Trop souvent, on parle d’écologie à travers une logique de culpabilisation des consommateurs et des consommatrices. Il faut moins utiliser sa voiture, fermer le robinet, faire pipi dans la douche, éteindre la lumière, utiliser moins d’emballages plastiques, arrêter de boire avec des pailles en plastiques, etc. Bien que ces injonctions ne soient pas dénuées de sens, et nécessaires, nous estimons qu’elles relèvent d’une logique de déresponsabilisation des grandes entreprises, des dirigeant.e.s en place, et par ce biais du refus d’une remise en question du système capitaliste dans son ensemble.

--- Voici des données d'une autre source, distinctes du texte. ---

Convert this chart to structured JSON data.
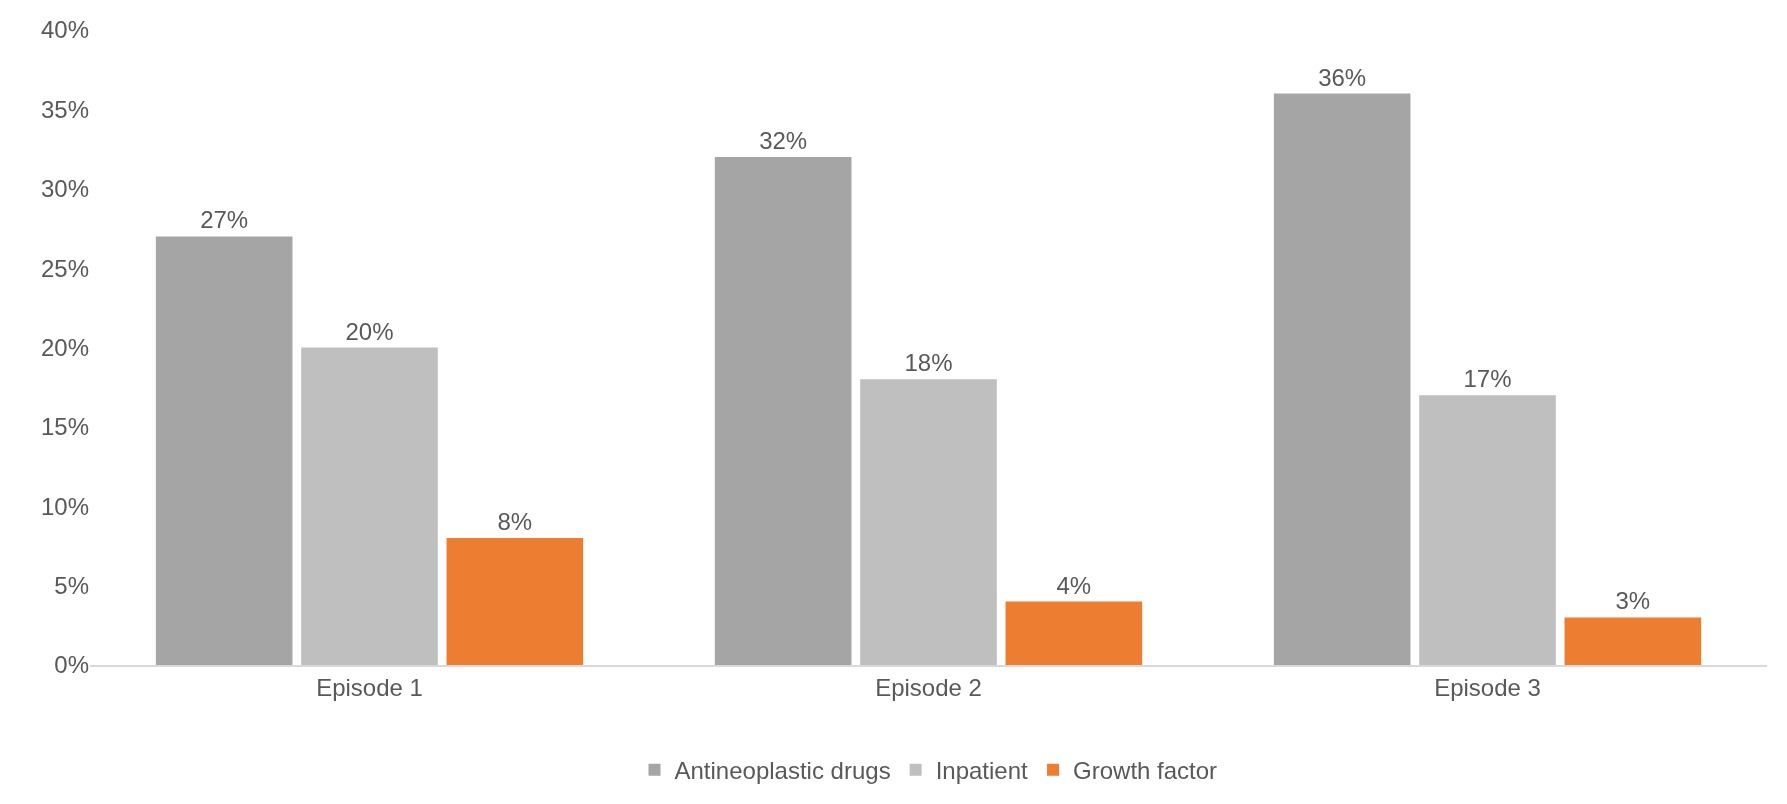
{
  "chart_data": {
    "type": "bar",
    "categories": [
      "Episode 1",
      "Episode 2",
      "Episode 3"
    ],
    "series": [
      {
        "name": "Antineoplastic drugs",
        "color": "#a5a5a5",
        "values": [
          27,
          32,
          36
        ],
        "value_labels": [
          "27%",
          "32%",
          "36%"
        ]
      },
      {
        "name": "Inpatient",
        "color": "#bfbfbf",
        "values": [
          20,
          18,
          17
        ],
        "value_labels": [
          "20%",
          "18%",
          "17%"
        ]
      },
      {
        "name": "Growth factor",
        "color": "#ed7d31",
        "values": [
          8,
          4,
          3
        ],
        "value_labels": [
          "8%",
          "4%",
          "3%"
        ]
      }
    ],
    "ylim": [
      0,
      40
    ],
    "yticks": [
      {
        "value": 0,
        "label": "0%"
      },
      {
        "value": 5,
        "label": "5%"
      },
      {
        "value": 10,
        "label": "10%"
      },
      {
        "value": 15,
        "label": "15%"
      },
      {
        "value": 20,
        "label": "20%"
      },
      {
        "value": 25,
        "label": "25%"
      },
      {
        "value": 30,
        "label": "30%"
      },
      {
        "value": 35,
        "label": "35%"
      },
      {
        "value": 40,
        "label": "40%"
      }
    ],
    "grid": false,
    "legend": "bottom"
  }
}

L’exemple de la voiture montre la complexité du problème: il est nécessaire de moins utiliser sa voiture à titre individuel, mais en parallèle il faut repenser les villes (plus de pistes cyclables, des transports en communs moins chers et plus efficaces), ainsi que la problématiques des pendulaires et de la centralisation des métiers et des lieux décisionnels. Ce n’est pas aux travailleurs et aux travailleuses de culpabiliser concernant leur mode de vie, alors que les dirigeant.e.s en place ne créent pas un environnement favorable aux injonctions environnementales qu’ils et elles reçoivent.

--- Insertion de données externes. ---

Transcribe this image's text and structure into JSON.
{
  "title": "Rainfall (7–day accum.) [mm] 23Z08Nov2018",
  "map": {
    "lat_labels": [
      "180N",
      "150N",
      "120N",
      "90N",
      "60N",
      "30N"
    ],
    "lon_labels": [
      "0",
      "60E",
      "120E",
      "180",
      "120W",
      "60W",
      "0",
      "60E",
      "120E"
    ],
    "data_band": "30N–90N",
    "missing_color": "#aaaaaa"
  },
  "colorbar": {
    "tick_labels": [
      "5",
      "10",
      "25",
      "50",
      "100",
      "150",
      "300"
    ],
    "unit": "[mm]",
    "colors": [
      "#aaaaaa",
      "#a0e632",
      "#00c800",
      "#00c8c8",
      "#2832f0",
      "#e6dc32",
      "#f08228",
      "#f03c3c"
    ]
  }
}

On peut dire la même chose des grande entreprise de l’agro-alimentaire. Faire des campagnes publicitaires pour que les consommateurs et les consommatrices achètent des produits avec moins d’emballage: pourquoi ne pas simplement demander aux grandes surfaces de ne plus suremballer? Autant de questions qui soulèvent l’hypocrisie de la question environnementale.
Autant d’injonctions culpabilisatrices, qui cachent la réalité du système de production en place. On préfère pointer du doigt les comportements individuels, nous faire sentir responsable d’une situation sur laquelle nous avons souvent peu d’emprise. Et si on demandait plutôt si en mettant fin au capitalisme on pouvait mettre fin à la crise environnementale? Pourquoi dénoncer des comportements qui relèvent de la surface du problème lorsqu’on peut l’attaquer à la racine? Parce que ce serait aller à l’encontre des intérêts des puissant.e.s.

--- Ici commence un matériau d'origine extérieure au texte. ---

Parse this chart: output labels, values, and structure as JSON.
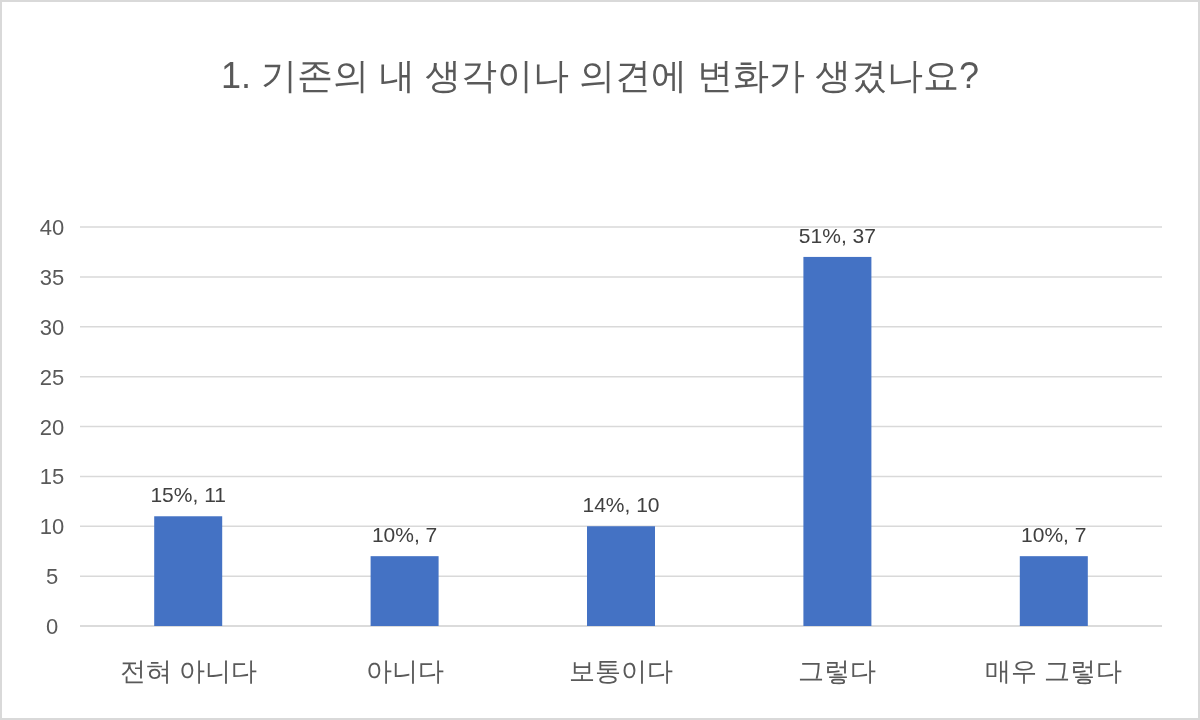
{
  "chart_data": {
    "type": "bar",
    "title": "1. 기존의 내 생각이나 의견에 변화가 생겼나요?",
    "categories": [
      "전혀 아니다",
      "아니다",
      "보통이다",
      "그렇다",
      "매우 그렇다"
    ],
    "values": [
      11,
      7,
      10,
      37,
      7
    ],
    "value_labels": [
      "15%, 11",
      "10%, 7",
      "14%, 10",
      "51%, 37",
      "10%, 7"
    ],
    "color": "#4472c4",
    "ylim": [
      0,
      40
    ],
    "yticks": [
      0,
      5,
      10,
      15,
      20,
      25,
      30,
      35,
      40
    ],
    "grid": "y"
  }
}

Nous pouvons désormais voir de plus en plus sur les médias de masse, des initiatives menées par des individus, qui nous montrent que des alternatives sont possibles. Ces manières alternatives de fonctionner sont essentielles, et le savoir accumulé est précieux. Nous pensons toutefois qu’il doit aller de pair avec une critique du capitalisme, pour avoir un impact significatif sur la crise écologique actuelle. L’argument malthusien souvent opposé à ce genre de plaidoyer est de dire que ces initiatives ne sont possibles qu’à petite échelle. Que nous ne somme pas prêt.e.s à réduire notre confort et qu’il est impossible de s’organiser ainsi à l’échelle planétaire pour répondre aux besoins croissants d’une population grandissante. C’est faux. La lutte écologique doit être un projet émancipateur de gauche et non reposer sur un développement durable de droite qui continue à profiter aux plus riches faisant reposer le poids des problèmes environnementaux sur les consommateurs et les consommatrices. L’un des meilleurs théoricien en matière d’écologie radicale, Murray Bookchin, a imaginé le municipalisme libertaire. Il est un précurseur en matière d’analyse et de réflexion en ce qui concerne l’écologie. Il a réussit à faire le lien entre capitalisme, environnement et démocratie radicale. Mais surtout, Bookchin nous offre des pistes vers des solution concrètes pour créer une société remplaçant la société capitaliste actuelle.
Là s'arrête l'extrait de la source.